Participation in sport may influence mental health via some combination of the social mechanisms identified by Thoits, and the neurobiological, psychosocial, and behavioral mechanisms stemming from physical activity identified by Lubans [29, 64]. The exact mechanisms through which sport may confer psychological benefit is likely to vary between sports, as each sport varies in its physical and social requirements. One must also consider the social effects of sports participation both on and off the field. For instance, membership of a sporting team and/or club may provide a sense of identity and belonging—an effect that persists beyond the immediacy of playing the sport and may have a persistent effect on their psychological health. Furthermore, the potential for team-based activity to provide additional benefit to psychological outcomes may not just be attributable to the differences in social interactions, there are also physiological differences in the requirements for sport both within (team vs. team) and between (team vs. individual) categories that may elicit additional improvements in psychological outcomes. For example, evidence supports that exercise intensity moderates the relationship between physical activity and several psychological outcomes—supporting that sports performed at higher intensity will be more beneficial for psychological health.
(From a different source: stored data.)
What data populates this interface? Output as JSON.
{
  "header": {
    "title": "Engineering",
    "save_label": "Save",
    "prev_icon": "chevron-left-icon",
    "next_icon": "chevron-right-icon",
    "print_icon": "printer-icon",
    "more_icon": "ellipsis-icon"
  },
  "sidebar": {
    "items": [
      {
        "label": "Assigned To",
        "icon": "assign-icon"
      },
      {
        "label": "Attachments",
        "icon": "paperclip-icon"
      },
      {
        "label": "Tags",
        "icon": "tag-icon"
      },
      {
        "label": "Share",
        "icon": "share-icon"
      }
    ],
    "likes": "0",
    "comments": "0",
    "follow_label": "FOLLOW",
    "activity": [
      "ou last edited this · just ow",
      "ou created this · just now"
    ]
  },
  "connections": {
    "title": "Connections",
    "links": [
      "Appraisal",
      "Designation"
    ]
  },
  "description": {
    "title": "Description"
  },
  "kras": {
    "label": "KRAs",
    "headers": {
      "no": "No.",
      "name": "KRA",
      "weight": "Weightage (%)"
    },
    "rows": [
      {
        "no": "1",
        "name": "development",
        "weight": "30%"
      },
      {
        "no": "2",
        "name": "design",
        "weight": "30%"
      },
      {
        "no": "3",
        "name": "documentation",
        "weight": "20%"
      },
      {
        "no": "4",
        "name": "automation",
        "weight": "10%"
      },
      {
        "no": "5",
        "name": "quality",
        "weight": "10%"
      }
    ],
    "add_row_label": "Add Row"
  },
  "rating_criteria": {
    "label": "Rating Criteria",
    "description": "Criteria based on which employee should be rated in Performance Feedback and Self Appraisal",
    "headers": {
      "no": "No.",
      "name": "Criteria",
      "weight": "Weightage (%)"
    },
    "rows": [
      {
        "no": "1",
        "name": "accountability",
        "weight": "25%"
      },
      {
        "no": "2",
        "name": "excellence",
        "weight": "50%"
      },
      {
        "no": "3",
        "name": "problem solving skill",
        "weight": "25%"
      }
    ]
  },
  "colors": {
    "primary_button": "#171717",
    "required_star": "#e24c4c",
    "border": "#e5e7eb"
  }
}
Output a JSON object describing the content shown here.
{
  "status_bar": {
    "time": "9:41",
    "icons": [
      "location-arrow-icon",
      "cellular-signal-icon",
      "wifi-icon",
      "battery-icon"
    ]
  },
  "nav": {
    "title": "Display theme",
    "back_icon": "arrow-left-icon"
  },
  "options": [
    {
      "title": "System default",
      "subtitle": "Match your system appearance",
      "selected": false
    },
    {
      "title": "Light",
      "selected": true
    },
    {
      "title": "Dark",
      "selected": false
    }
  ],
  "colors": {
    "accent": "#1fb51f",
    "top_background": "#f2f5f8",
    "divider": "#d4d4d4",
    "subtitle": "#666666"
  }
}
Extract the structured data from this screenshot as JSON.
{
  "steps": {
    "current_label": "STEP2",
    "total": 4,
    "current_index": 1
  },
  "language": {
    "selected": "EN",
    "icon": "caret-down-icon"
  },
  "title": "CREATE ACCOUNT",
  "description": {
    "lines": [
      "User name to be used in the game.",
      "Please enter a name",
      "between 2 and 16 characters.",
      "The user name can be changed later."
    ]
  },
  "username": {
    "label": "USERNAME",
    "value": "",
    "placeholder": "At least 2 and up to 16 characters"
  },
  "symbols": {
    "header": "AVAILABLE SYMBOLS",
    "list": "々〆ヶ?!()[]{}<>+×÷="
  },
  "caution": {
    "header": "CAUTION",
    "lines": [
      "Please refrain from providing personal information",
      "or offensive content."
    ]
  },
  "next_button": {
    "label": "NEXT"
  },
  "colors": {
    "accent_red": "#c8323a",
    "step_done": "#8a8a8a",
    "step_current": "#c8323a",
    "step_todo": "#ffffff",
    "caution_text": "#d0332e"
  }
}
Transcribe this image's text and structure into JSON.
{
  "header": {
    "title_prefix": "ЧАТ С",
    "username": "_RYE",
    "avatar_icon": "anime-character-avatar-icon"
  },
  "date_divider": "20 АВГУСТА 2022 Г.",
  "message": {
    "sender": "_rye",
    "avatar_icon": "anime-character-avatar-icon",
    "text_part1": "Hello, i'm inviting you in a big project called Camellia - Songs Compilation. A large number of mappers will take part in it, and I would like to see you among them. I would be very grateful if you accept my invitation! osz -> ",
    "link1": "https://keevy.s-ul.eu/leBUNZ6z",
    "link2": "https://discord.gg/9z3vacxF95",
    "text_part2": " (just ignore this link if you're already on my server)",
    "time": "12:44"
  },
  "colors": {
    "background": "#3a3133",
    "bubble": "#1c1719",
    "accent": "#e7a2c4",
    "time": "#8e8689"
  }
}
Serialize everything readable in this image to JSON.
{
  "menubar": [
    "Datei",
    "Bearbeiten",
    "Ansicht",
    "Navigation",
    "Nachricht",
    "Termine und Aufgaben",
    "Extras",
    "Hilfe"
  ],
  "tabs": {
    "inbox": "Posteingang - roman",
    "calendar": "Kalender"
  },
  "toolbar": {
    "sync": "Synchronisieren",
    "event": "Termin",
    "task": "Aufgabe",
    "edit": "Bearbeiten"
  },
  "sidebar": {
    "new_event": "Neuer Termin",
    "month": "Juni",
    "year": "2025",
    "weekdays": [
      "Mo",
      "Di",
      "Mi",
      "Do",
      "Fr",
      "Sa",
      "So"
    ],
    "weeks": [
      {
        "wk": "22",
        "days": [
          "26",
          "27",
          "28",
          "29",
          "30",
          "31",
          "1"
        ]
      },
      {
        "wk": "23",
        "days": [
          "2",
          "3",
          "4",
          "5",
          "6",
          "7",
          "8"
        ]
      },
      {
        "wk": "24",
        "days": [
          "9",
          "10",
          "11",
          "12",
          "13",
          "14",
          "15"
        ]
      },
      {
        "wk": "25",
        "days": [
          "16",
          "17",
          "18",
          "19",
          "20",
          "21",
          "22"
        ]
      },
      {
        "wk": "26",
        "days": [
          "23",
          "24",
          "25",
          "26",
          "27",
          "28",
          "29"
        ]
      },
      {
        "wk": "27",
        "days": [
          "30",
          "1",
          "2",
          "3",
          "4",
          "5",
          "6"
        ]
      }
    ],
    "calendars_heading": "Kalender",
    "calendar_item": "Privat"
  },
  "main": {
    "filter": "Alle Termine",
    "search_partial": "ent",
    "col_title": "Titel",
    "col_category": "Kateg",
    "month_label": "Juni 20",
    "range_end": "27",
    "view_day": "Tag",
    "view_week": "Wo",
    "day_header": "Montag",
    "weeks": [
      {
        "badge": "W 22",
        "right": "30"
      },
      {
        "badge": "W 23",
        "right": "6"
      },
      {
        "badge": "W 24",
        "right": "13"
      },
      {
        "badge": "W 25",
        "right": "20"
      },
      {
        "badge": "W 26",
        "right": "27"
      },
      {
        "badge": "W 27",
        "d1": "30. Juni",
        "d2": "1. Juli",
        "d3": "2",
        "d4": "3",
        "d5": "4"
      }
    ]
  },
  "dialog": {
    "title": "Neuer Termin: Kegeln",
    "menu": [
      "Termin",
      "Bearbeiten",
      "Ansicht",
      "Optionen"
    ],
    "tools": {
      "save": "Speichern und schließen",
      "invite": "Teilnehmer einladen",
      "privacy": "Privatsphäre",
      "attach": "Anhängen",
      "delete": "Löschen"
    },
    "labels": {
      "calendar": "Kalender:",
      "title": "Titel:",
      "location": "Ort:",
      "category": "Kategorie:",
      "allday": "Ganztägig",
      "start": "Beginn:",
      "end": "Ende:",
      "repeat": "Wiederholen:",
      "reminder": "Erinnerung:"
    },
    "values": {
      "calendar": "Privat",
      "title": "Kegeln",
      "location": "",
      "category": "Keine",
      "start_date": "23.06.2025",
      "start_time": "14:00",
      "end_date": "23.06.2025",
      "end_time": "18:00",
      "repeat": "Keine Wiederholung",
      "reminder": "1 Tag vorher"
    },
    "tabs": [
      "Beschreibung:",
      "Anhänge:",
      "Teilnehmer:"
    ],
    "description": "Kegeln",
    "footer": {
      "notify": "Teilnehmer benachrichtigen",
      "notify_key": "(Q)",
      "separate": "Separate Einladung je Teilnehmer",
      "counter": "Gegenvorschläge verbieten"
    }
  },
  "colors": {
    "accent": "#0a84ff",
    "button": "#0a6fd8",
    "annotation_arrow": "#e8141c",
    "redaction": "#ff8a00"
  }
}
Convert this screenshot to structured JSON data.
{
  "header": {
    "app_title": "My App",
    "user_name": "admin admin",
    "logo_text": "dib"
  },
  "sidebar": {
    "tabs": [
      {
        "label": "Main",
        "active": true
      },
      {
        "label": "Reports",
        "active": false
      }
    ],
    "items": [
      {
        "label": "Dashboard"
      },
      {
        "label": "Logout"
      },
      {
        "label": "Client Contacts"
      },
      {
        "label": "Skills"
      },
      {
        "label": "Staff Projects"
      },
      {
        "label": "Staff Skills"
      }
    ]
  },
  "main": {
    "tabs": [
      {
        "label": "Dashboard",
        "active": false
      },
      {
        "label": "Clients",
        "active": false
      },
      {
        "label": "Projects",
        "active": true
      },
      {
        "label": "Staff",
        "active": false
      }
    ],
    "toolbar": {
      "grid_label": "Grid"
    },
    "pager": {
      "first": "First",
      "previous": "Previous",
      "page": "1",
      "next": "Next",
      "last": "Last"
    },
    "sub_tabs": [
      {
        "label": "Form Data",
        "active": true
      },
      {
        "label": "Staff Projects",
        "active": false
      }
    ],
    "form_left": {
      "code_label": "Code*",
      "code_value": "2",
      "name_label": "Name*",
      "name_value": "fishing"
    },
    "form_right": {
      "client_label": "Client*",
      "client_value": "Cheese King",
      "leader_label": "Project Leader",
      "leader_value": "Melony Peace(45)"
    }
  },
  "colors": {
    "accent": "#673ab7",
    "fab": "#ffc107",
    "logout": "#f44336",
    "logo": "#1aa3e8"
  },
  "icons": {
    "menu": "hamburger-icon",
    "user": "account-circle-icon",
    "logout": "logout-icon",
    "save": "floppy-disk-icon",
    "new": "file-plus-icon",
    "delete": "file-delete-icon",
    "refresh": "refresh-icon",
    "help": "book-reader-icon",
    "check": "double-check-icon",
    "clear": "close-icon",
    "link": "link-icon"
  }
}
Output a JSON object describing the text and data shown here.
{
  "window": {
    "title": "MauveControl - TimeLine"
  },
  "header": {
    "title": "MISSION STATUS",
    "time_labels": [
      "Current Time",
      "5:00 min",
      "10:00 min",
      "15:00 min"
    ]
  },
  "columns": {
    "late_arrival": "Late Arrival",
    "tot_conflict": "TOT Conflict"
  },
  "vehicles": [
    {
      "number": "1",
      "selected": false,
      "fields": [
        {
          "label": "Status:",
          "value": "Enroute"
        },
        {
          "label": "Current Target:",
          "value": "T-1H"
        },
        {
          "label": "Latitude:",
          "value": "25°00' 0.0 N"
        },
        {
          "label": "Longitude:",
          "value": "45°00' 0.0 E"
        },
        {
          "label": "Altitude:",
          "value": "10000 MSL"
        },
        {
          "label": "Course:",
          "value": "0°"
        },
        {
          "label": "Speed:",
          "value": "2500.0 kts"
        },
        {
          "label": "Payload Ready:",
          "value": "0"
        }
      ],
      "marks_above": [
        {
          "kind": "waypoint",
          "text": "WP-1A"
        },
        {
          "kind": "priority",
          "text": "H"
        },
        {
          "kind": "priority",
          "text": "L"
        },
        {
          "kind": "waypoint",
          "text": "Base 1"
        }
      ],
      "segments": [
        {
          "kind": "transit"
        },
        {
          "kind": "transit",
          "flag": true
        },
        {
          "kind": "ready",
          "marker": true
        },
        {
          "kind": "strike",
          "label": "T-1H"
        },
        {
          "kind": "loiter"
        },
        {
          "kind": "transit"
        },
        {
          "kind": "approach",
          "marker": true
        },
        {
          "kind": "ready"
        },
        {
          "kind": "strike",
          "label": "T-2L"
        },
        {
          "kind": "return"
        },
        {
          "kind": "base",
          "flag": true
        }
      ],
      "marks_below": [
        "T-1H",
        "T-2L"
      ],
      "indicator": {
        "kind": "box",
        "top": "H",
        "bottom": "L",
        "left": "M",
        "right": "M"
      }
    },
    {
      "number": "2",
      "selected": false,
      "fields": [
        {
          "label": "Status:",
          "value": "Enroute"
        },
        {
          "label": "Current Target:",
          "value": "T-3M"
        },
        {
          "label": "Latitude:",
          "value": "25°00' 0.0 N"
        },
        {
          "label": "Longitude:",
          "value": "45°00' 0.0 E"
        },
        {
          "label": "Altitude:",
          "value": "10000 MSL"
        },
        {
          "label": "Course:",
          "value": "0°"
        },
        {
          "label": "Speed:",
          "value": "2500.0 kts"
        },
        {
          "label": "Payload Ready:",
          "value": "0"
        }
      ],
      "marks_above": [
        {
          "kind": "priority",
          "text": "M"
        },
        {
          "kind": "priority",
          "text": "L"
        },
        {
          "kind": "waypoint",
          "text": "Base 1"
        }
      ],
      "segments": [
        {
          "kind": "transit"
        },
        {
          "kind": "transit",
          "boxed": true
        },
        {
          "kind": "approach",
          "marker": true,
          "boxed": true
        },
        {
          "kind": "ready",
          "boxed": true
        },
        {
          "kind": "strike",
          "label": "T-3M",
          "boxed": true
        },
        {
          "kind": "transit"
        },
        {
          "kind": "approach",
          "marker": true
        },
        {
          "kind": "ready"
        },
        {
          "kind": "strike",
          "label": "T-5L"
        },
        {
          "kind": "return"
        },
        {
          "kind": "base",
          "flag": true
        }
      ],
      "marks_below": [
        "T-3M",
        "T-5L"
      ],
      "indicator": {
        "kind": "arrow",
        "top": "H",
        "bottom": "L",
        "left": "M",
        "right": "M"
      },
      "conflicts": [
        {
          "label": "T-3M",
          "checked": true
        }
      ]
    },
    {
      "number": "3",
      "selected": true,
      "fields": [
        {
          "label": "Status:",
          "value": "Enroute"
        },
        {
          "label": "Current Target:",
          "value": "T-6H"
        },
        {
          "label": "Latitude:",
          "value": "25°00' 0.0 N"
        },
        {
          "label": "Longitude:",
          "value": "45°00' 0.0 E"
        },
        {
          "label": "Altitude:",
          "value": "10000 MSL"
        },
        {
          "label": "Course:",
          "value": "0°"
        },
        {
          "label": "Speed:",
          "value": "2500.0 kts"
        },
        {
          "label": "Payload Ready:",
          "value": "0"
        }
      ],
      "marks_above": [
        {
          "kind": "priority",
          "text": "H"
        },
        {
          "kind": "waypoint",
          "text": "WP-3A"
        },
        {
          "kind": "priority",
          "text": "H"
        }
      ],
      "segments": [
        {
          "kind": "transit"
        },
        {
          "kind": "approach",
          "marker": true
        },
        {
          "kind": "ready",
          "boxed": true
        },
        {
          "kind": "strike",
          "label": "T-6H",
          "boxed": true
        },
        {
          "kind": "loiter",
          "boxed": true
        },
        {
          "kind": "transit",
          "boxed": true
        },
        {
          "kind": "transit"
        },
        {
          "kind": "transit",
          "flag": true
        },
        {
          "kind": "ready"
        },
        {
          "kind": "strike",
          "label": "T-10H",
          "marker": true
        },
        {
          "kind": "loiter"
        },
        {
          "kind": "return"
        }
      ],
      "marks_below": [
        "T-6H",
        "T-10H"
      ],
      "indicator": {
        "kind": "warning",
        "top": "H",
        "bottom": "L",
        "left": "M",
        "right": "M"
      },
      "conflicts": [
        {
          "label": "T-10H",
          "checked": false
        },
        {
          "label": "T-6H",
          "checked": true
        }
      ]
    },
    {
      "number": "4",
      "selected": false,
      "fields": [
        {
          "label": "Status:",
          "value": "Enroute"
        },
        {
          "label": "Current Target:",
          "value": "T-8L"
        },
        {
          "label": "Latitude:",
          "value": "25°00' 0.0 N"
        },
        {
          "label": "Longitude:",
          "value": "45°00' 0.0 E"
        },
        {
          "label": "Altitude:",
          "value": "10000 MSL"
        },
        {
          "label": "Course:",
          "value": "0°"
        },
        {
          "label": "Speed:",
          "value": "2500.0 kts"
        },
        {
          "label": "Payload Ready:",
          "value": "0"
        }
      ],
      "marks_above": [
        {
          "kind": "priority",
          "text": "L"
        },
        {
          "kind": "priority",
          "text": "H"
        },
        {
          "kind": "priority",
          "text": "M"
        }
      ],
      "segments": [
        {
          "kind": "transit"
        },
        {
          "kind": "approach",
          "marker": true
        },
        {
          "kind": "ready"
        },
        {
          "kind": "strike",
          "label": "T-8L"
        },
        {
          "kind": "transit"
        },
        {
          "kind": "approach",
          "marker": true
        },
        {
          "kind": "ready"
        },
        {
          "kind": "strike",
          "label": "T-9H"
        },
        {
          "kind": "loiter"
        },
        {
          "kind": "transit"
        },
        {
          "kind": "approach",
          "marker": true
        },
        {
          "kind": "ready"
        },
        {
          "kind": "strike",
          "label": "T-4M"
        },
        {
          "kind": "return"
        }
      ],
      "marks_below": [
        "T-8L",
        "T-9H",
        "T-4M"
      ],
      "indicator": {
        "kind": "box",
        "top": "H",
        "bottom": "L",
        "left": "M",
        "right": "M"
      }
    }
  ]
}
Limitations and recommendations

There are several limitations of this review worthy of consideration. Firstly, amongst the included studies there was considerable heterogeneity in study outcomes and study methodology, and self-selection bias (especially in non-experimental studies) is likely to influence study findings and reduce the likelihood that study participants and results are representative of the overall population. Secondly, the predominately observational evidence included in this and Eime’s prior review enabled us to identify the positive relationship between sports participation and social and psychological health (and examine directionality)—but more experimental and longitudinal research is required to determine causality and explore potential mechanisms responsible for the effect of sports participation on participant outcomes. Additional qualitative work would also help researchers gain a better understanding of the relationship between specific elements of the sporting environment and mental health and social outcomes in adult participants. Thirdly, there were no studies identified in the literature where sports participation involved animals (such as equestrian sports) or guns (such as shooting sports). Such studies may present novel and important variables in the assessment of mental health benefits for participants when compared to non-participants or participants in sports not involving animals/guns—further research is needed in this area. Our proposed conceptual model also identifies several pathways through which sport may lead to improvements in mental health—but excludes some potentially negative influences (such as poor coaching behaviors and injury). And our model is not designed to capture all possible mechanisms, creating the likelihood that other mechanisms exist but are not included in this review. Additionally, an interrelationship exits between physical activity, mental health, and social relationships, whereby changes in one area may facilitate changes in the other/s; but for the purpose of this study, we have focused on how the physical and social elements of sport may mediate improvements in psychological outcomes. Consequently, our conceptual model is not all-encompassing, but designed to inform and guide future research investigating the impact of sport participation on mental health.


The findings of this review endorse that participation in sport is beneficial for psychological well-being, indicators of psychological ill-being, and social outcomes in adults. Furthermore, participation in team sports is associated with better psychological and social outcomes compared to individual sports or other physical activities. Our findings support and add to previous review findings [1]; and have informed the development of our ‘Mental Health through Sport’ conceptual model for adults which presents the potential mechanisms by which participation in sport may affect mental health.